Notre assemblée aborde aujourd'hui l'examen, en troisième lecture, du projet de loi relatif à la bioéthique. Il convient de rappeler que la loi du 7 juillet 2011 prévoit le réexamen des lois de bioéthique tous les sept ans par le Parlement, afin que ce dernier puisse débattre des enjeux éthiques liés aux avancées de la médecine et de la biologie.

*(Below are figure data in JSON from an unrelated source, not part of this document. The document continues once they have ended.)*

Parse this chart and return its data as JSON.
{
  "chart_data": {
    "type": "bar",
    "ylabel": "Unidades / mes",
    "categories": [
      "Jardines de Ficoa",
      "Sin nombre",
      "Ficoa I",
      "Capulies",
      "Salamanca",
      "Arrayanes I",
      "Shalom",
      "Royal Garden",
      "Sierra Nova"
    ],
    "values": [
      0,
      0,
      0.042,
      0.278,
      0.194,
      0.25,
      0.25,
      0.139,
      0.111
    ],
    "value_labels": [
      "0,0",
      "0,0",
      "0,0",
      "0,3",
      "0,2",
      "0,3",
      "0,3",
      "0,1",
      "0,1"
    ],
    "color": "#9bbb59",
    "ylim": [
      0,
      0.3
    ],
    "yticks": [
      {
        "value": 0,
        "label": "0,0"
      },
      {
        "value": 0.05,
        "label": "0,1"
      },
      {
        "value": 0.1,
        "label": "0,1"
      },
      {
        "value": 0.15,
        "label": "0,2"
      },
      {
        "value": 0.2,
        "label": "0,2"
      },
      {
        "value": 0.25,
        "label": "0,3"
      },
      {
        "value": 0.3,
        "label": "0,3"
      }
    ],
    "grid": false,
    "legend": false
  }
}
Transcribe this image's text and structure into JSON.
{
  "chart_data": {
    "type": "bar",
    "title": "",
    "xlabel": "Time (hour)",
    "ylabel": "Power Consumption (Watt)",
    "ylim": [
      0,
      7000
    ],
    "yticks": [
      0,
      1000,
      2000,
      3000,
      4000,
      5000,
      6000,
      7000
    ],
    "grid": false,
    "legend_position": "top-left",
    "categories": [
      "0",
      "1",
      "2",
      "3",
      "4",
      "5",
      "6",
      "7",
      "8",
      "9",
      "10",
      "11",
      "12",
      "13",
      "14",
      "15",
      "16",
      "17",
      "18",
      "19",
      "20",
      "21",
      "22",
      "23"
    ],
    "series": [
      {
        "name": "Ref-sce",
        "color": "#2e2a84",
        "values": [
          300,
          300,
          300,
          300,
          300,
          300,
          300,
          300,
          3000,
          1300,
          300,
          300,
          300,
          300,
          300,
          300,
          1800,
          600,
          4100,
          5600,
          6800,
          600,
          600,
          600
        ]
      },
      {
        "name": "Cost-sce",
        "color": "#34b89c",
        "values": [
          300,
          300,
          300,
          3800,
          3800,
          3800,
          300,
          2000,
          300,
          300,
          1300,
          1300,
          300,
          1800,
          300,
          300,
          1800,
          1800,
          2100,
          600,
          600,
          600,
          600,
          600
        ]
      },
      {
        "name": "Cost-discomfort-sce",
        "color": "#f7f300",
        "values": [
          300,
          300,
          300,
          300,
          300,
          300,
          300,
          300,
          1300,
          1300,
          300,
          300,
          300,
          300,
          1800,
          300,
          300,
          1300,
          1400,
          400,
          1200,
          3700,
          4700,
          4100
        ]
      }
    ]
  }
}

C'est dans ce cadre que des travaux ont commencé, dès janvier 2018, avec la tenue d'états généraux de la bioéthique, sous l'égide du Comité consultatif national d'éthique pour les sciences de la vie et de la santé. Ils ont été suivis d'un avis du Conseil d'État, du rapport de l'Agence de la biomédecine, d'une évaluation de l'application de la loi de 2011 par l'Office parlementaire d'évaluation des choix scientifiques et technologiques, ainsi que du rapport de la mission d'information de l'Assemblée nationale sur la révision de la loi relative à la bioéthique.
Près de trois ans après le début de l'examen du texte qui nous a été soumis, et après l'audition d'un grand nombre de parties prenantes, il est grand temps, chers collègues, de statuer sur les dispositions nouvelles dont nous pensons qu'elles constituent des avancées utiles et attendues. Lors de la deuxième lecture, le Sénat a supprimé de nombreuses dispositions majeures sur lesquelles notre assemblée était parvenue à un équilibre : c'est donc à un important travail de rétablissement que la commission spéciale s'est attelée la semaine dernière. Contrairement à ce que veulent laisser penser des esprits chagrins, ce texte n'entraîne pas de rupture anthropologique, mais l'encadrement nouveau qu'il propose – concernant l'ouverture de l'AMP aux couples de femmes et aux femmes seules, l'autoconservation des gamètes, le don d'organes, l'utilisation des informations sur les caractéristiques génétiques, l'encadrement des travaux de recherche ou encore l'extension du dépistage néonatal – s'inscrit dans une évolution juste et proportionnée des pratiques.
S'agissant des aspects scientifiques, lorsque la matière est ardue, les explications nécessaires et utiles qui nous seront à nouveau données à l'occasion de cette nouvelle lecture devraient lever les dernières inquiétudes qui se sont à nouveau exprimées en commission spéciale la semaine passée. En ce qui concerne l'ouverture de l'AMP à toutes les femmes, je crains qu'il soit plus difficile de rallier l'ensemble de l'hémicycle, bien que l'ouverture de cette technique à toutes les femmes ne pose aucun problème bioéthique – les travaux préalables l'ont démontré. Rappelons qu'il s'agit de permettre à chaque femme de devenir mère, quelle que soit son orientation sexuelle, sa volonté d'être en couple ou la possibilité qu'elle a eu de l'être. Cette situation existe, en dehors de toute considération morale. Il s'agit donc de la traiter comme un fait social. Or, comme celui-ci ne contrevient nullement à l'ordre social, il appartient au législateur d'apporter à nos concitoyennes la reconnaissance pleine et entière de leur mode d'accès à la maternité.
Avant de conclure, je souhaite souligner une autre avancée du texte : l'accès des enfants à leurs origines génétiques. Même si tous ne se soucient pas de les connaître, cette possibilité peut faciliter la construction de l'enfant en lui permettant, au besoin, de trouver les réponses qui se révéleraient nécessaires à son épanouissement et à son équilibre. Sur ce point, nous pensons d'ailleurs que le questionnement d'un enfant à l'adolescence peut justifier que ses parents puissent avoir accès aux données non identifiantes du donneur, si cela se révélait nécessaire avant la majorité de l'enfant. Nous vous proposerons un amendement en ce sens.
D'un point de vue sociétal, ce texte comporte des avancées importantes issues des engagements pris par notre majorité devant les Français en 2017. Elles sont attendues et espérées par beaucoup de nos concitoyens : il est donc de notre devoir de les rendre désormais possibles. Notre groupe s'engage à le faire avec conviction, tout en respectant la liberté de conscience et de vote de chacun de ses membres.